We should have noticed that something was awry when Tracy handed us a business card that had someone else’s name crossed out and hers written above it. Some would argue we should have walked out right away. But instead, we of course signed the lease, gave her a check for $1800 for the first months rent and went on our merry way. Things got very sketchy very quickly, well, at least much sketchier than they already were. We gave her the check the first week of June and she said it wouldn’t be cashed until the first week of July, when we were scheduled to move in. So of course, two weeks later, I get a message from Schling telling me that our favorite Vietnamese leasing agent Tracy Tran had cashed the check and 3 of Schling’s other checks had bounced. This was not good. I could just see Tracy Tran gallivanting through the streets of Bangkok sipping Muy Thais and munching on rice patties courtesy two American dumbasses.

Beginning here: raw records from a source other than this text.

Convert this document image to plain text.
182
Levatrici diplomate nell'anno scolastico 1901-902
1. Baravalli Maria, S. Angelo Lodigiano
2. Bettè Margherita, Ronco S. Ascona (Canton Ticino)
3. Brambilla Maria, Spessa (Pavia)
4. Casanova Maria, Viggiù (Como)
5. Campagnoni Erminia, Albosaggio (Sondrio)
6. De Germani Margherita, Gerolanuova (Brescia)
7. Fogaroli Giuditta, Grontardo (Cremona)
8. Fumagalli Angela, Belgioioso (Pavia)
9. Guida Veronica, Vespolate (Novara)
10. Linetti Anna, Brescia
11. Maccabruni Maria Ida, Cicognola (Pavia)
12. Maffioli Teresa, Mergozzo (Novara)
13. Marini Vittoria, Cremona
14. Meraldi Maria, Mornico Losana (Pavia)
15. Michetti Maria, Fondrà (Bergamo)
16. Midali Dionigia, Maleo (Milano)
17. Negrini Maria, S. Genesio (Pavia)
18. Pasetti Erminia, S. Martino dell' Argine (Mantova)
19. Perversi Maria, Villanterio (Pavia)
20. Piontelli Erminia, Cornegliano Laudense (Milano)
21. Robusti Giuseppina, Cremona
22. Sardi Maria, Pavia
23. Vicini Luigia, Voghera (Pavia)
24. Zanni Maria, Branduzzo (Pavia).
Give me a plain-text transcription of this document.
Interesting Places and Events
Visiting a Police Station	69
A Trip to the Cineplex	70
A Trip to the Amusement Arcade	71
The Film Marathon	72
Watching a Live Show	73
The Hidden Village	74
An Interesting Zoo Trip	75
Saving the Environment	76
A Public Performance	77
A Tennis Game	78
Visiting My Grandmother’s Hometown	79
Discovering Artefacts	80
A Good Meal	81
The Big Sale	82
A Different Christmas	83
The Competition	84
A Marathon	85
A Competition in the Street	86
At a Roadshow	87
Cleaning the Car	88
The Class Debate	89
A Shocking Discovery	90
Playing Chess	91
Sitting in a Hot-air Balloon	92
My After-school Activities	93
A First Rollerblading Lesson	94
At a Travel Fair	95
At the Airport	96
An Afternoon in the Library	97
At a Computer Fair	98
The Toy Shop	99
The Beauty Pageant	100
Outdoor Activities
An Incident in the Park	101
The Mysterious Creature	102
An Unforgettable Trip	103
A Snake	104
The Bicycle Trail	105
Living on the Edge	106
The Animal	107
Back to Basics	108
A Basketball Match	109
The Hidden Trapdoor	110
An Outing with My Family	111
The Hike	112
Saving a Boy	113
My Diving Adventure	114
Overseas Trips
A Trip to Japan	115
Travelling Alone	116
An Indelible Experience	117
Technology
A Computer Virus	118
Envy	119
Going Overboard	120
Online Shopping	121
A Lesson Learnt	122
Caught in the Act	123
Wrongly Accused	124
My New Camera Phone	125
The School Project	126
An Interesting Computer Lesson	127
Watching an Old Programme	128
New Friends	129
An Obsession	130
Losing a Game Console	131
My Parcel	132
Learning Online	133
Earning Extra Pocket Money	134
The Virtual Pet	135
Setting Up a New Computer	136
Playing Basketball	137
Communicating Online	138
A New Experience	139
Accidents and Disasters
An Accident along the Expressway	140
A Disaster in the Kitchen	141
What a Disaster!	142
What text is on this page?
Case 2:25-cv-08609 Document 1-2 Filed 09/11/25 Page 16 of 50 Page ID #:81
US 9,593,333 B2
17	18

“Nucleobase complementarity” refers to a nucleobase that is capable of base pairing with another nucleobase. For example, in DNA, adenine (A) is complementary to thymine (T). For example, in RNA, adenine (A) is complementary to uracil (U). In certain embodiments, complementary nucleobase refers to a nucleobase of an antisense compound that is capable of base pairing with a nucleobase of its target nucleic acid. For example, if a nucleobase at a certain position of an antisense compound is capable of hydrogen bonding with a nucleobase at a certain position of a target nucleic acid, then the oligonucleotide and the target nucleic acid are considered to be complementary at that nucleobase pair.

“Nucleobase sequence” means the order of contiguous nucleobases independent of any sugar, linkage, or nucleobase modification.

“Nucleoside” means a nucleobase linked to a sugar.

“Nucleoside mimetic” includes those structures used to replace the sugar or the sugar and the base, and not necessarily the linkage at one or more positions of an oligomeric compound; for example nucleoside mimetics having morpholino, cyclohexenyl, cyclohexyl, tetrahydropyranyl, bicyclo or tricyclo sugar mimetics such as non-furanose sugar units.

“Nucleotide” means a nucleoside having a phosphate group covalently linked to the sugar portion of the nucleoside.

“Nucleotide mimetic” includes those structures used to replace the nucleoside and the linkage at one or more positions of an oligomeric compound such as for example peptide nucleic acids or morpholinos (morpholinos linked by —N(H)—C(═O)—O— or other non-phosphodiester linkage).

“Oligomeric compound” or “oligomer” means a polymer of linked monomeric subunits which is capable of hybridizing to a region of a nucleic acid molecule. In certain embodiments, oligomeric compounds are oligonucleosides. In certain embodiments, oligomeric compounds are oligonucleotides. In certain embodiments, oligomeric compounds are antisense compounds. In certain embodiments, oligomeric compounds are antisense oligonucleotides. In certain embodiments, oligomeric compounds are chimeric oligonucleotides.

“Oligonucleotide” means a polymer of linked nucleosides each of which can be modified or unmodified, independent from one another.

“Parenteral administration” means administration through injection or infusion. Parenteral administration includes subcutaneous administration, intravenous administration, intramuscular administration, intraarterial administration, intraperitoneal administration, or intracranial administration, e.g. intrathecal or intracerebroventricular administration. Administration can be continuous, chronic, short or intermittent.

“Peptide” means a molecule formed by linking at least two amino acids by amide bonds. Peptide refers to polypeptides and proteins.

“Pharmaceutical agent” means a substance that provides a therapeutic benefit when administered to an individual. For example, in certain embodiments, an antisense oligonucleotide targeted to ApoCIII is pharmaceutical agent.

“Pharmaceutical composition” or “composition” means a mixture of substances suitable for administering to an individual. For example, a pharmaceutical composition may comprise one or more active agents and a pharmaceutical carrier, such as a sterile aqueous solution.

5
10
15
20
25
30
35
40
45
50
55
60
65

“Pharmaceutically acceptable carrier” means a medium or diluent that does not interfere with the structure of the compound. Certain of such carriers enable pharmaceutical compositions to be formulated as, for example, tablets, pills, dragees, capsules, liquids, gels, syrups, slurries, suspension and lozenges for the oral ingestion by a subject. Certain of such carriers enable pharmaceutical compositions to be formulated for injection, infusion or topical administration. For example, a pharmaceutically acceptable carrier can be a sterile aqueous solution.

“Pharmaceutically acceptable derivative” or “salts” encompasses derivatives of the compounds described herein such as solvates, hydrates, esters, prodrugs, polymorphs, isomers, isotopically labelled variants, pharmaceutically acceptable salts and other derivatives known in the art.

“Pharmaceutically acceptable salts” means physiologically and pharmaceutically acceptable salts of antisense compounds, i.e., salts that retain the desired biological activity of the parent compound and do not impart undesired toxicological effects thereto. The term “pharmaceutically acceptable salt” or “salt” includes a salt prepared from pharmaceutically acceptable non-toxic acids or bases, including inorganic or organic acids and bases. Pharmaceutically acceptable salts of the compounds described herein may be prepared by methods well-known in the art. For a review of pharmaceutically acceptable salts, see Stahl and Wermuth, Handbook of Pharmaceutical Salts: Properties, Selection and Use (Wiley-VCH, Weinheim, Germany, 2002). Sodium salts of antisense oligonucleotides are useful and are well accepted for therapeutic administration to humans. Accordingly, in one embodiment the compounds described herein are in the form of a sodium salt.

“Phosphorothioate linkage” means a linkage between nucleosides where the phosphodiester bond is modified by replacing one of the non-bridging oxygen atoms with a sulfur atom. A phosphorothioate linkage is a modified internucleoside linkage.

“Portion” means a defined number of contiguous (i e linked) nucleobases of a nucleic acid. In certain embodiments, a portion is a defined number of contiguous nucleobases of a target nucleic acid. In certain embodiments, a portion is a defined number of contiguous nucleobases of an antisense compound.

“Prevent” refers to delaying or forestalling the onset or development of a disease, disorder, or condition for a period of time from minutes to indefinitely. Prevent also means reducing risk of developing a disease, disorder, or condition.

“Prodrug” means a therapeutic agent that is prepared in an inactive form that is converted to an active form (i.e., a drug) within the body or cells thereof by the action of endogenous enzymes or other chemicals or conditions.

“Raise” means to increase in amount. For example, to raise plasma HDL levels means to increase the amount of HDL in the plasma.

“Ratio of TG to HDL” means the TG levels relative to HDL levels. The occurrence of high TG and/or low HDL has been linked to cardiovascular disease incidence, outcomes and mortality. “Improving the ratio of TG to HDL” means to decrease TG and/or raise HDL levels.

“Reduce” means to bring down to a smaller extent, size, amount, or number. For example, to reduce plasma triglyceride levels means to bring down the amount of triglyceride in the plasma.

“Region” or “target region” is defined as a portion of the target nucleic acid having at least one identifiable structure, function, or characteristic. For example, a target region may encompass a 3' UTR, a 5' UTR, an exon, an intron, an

So we call Library Courts back and they inform us that Tracy Tran no longer works for them. She had lasted all of six weeks, yet somehow had managed to book us into a very nice apartment. We are almost positive she jumped us ahead of a huge waiting list too, because after we moved in Schling heard the new leasing agent (a Sri Lankan named Ceejay) telling potential residents that there was a 30 person waiting list for an apartment. So it turns out that Tracy Tran whored a bunch of other innocent people instead of us, and I’ll take any day. I hope Tracy is doing well at her next incompetent job, wherever it may be.
Everything is actually working out very well. We are in a great location, close to the metro and the apartment is pretty nice. There are a few amusing side notes though that makes the place feel like home, albeit a very sketchy home.
Exhibit A: The Lobby
We live in Arlington. The person that designed our lobby must have thought we rode llamas to work and lived in Southeast Asia. There is a table that has wooden elephants as its base. There is some kind of Sanskrit mural right as you walk in.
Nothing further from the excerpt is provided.